The basic idea is to derive a PySharedPtr
from shared_ptr
, and use this new PySharedPtr
in the signature of .def
ed functions where we need to keep alive the Python object.
A custom type_caster
for PySharedPtr
then returns an aliasing shared_ptr
that wraps the py::object
lifetime but dereferences to the C++ type.
I believe this works by decoupling the originating shared_ptr
of the C++ object and the new shared_ptr
passed to C++ functions, using the Python refcount to link the two.
template <class T>
struct PySharedPtr : std::shared_ptr<T> {
using std::shared_ptr<T>::shared_ptr;
};
namespace pybind11::detail {
template <typename T>
class type_caster<PySharedPtr<T>> : public type_caster_holder<T, std::shared_ptr<T>> {
PYBIND11_TYPE_CASTER(PySharedPtr<T>, _("PySharedPtr"));
using BaseCaster = type_caster_holder<T, std::shared_ptr<T>>;
bool load(pybind11::handle src, bool convert) {
if (!BaseCaster::load(src, convert)) {
return false;
}
auto pyObj = reinterpret_borrow<object>(src);
// Construct a shared_ptr to the py::object
auto pyObjPtr = std::shared_ptr<object>{new object{pyObj}, [](auto pyObjectPtr) {
gil_scoped_acquire gil;
delete pyObjectPtr;
}};
value = PySharedPtr<T>(pyObjPtr, static_cast<T*>(BaseCaster::value));
return true;
}
};
} // namespace pybind11::detail
Gotchas... that's a very difficult question. When I worked on the smart_holder implementation, several subtle issues only became known through extensive testing. Anticipating just based on code and imagination is hard.
After only a quick look:
Minor:
class type_caster<PySharedPtr<T>> : public type_caster_holder<T, std::shared_ptr<T>> {
This is more direct (elides a conditional_t
that is not actually conditional):
class type_caster<PySharedPtr<T>> : public copyable_holder_caster<T, std::shared_ptr<T>> {
IIUC this workaround doesn't solve #1138, i.e. this will only work with class_<T, std::shared_ptr<T>>
, is that a correct understanding?
Why do you prefer a workaround over using the smart_holder branch? — This is for me to understand what's missing.
Thanks for the feedback @rwgk!
-
Correct, this assumes the originating holder is a
shared_ptr
and the.def
ed function wants ashared_ptr
from pybind, but also wants to ensure the associated Python instance remains alive and isn't garbage collected because the trampoline needs it. -
I would love to use the smart_holder branch. However many of the adopters of our library will be integrating within an application already using pybind, in a rather conservative industry, so using anything other than an official release is probably not acceptable. Even upgrading to a new official release would have to be carefully considered.
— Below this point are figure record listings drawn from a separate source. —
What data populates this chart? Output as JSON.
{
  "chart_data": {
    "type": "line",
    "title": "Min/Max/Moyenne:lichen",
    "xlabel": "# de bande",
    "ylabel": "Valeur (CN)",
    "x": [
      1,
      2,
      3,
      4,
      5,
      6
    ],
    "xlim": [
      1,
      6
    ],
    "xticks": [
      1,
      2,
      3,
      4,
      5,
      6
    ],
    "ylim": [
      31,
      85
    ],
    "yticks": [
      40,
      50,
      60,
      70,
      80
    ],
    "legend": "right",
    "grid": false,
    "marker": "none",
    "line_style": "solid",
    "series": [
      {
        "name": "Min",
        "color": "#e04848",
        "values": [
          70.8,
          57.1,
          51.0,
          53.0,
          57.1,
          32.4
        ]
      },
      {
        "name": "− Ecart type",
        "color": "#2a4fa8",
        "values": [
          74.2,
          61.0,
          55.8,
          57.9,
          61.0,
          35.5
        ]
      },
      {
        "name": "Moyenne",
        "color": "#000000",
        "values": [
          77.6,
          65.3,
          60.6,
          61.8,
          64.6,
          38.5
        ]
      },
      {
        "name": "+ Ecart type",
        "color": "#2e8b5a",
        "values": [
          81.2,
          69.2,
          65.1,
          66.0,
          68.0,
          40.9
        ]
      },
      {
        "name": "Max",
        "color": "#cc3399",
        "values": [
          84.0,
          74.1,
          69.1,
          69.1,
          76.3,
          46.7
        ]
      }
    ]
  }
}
Looking again for a couple minutes, what I see there looks intriguing, but the way I usually convince myself what I have is working as intended in all corner cases, is to write a bunch of unit tests. To be honest (to myself), usually I overlook a thing or two, and only after I have convinced myself (and reviewers) that the unit tests cover all use cases, and the testing passes with all sanitizers I can get my hands on, do I conclude that I'm probably OK, and count on time to prove me right or wrong. In the latter case, the response is to add more unit tests to cover what I overlooked.
You could mine the smart_holder unit tests (mostly test_class_sh_*) for ideas / starting points.
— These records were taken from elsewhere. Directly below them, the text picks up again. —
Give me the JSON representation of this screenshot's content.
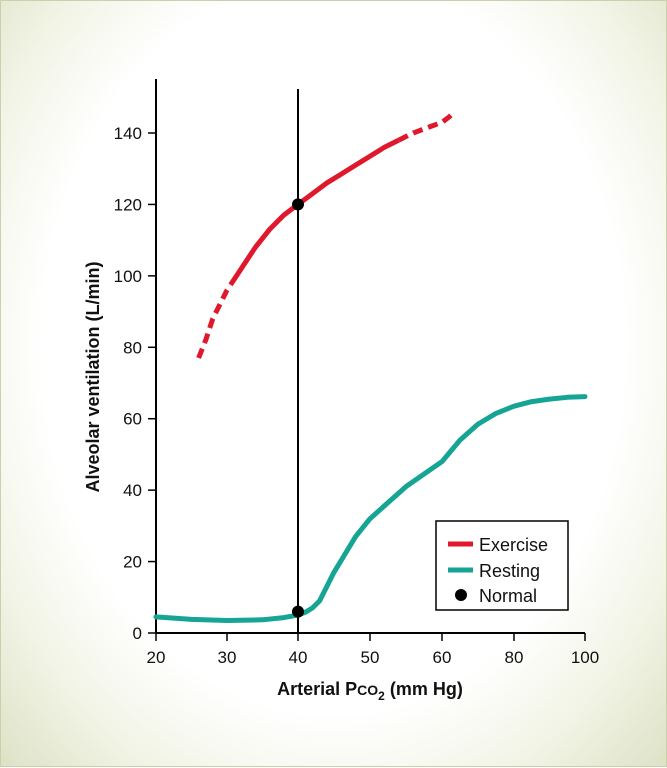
{
  "chart_data": {
    "type": "line",
    "xlabel": "Arterial P",
    "xlabel_sub": "CO",
    "xlabel_sub2": "2",
    "xlabel_unit": " (mm Hg)",
    "ylabel": "Alveolar ventilation (L/min)",
    "x_ticks": [
      20,
      30,
      40,
      50,
      60,
      80,
      100
    ],
    "y_ticks": [
      0,
      20,
      40,
      60,
      80,
      100,
      120,
      140
    ],
    "ylim": [
      0,
      150
    ],
    "grid": false,
    "legend_position": "bottom-right",
    "legend": [
      {
        "label": "Exercise",
        "marker": "line",
        "color": "#e0182c"
      },
      {
        "label": "Resting",
        "marker": "line",
        "color": "#16a595"
      },
      {
        "label": "Normal",
        "marker": "dot",
        "color": "#000000"
      }
    ],
    "series": [
      {
        "name": "Exercise",
        "color": "#e0182c",
        "x": [
          26,
          27,
          28,
          30,
          32,
          34,
          36,
          38,
          40,
          42,
          44,
          46,
          48,
          50,
          52,
          54,
          56,
          58,
          60,
          62,
          63
        ],
        "y": [
          77,
          82,
          88,
          96,
          102,
          108,
          113,
          117,
          120,
          123,
          126,
          128.5,
          131,
          133.5,
          136,
          138,
          140,
          141.5,
          143,
          144.5,
          145.5
        ],
        "dashed_x_ranges": [
          [
            26,
            30.5
          ],
          [
            54,
            63
          ]
        ]
      },
      {
        "name": "Resting",
        "color": "#16a595",
        "x": [
          20,
          25,
          30,
          35,
          38,
          40,
          41,
          42,
          43,
          45,
          48,
          50,
          55,
          60,
          65,
          70,
          75,
          80,
          85,
          90,
          95,
          100
        ],
        "y": [
          4.5,
          3.8,
          3.5,
          3.7,
          4.3,
          5,
          5.8,
          7,
          9,
          17,
          27,
          32,
          41,
          48,
          54,
          58.5,
          61.5,
          63.5,
          64.8,
          65.5,
          66,
          66.2
        ]
      }
    ],
    "points": [
      {
        "name": "Normal",
        "x": 40,
        "y": 120
      },
      {
        "name": "Normal",
        "x": 40,
        "y": 6
      }
    ],
    "reference_line": {
      "x": 40
    }
  }
}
You may also want to look at this analysis: #2672 (comment)
The explicit and reinterpret casts between s<B>
and s<D>
(shared_ptr
base, derived, as defined there) are, to the best of my knowledge, undefined behavior, although evidently in practice that does not matter. Just something you may want to consider in your (company level) decision to not use the smart_holder branch.
in a rather conservative industry, so using anything other than an official release is probably not acceptable
Google "lives at head" as I often hear my colleagues say, i.e. we seem to be at the opposite ends of a spectrum. Which leads to: sorry I don't have the free energy right now that make the smart_holder branch "official" in some way. I'd love to do that sooner rather than later, but realistically, sooner will only happen with external help.